Come parte del tentativo di far riconoscere il loro lavoro accanto ad altre forme d’arte più affermate, questi fotografi adottarono il linguaggio e i valori delle belle arti. Questo può essere visto nel libro di Henry Fox Talbot The Pencil of Nature (1844). Questa fu una delle prime raccolte di fotografie ad essere pubblicata commercialmente e ogni immagine era accompagnata da una breve descrizione che spiegava la scena e i processi coinvolti nella sua cattura.

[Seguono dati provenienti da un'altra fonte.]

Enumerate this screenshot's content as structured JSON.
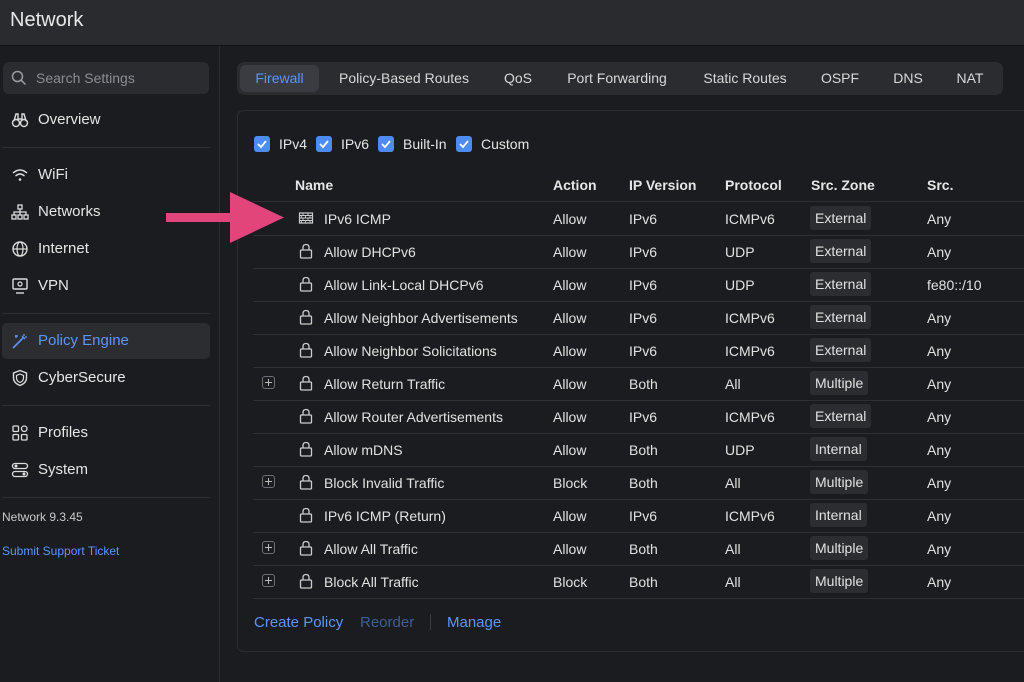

Il libro utilizza la terminologia artistica e dimostra chiaramente come Talbot ha inteso la fotografia moderna in termini di immagine dipinta.
All’inizio sembrava che la fotografia tradizionale non si adattasse agli obiettivi artistici dei futuristi italiani che erano in preda alla velocità, al dinamismo e all’energia violenta. Fu solo con l’invenzione del “fotodinamismo” nel 1911 che il Futurismo diede il proprio contributo alla fotografia moderna. Il termine fu introdotto dai fratelli Anton Giulio e Arturo Bragaglia che usavano la loro macchina fotografica per indurre un senso di “vertigine visiva” creando movimento fotografico attraverso esposizioni multiple. Infatti, Anton aveva pubblicato la prima di tre edizioni del suo libro Fotodinamismo Futurista nel 1911 e le sue teorie furono ben accolte nei circoli fotografici e ampiamente adottate da altri artisti europei d’avanguardia. Questi primi esperimenti di movimento e ritrattistica – Fortunato Depero, per esempio, produsse una serie di autoritratti “gestuali” durante la prima ondata – definirono più o meno la fotografia futurista fino a quando Marinetti e Tato pubblicarono il “Manifesto della fotografia futurista” nell’aprile 1930.
Il manifesto diede vita a un decennio che è ampiamente considerato il più produttivo nelle arti fotografiche italiane. Fu un decennio che vide la fotografia fondersi con altre forme d’arte futuriste come la danza, la pittura e la performance. Filippo Masoero, per esempio, sviluppò nuove concezioni di spazio e movimento fotografando le città italiane dalla cabina di un aereo. E, come altre scuole europee, anche i futuristi erano attratti dall’immagine in movimento: “il mezzo espressivo più adatto alla complessa sensibilità di un artista futurista”, come diceva il suo manifesto. Anche se rimane poco del primo cinema sperimentale futurista, il melodramma futurista Thais di Anton Bragaglia del 1917 è una testimonianza ampiamente esposta dell’eredità cinematografica del movimento.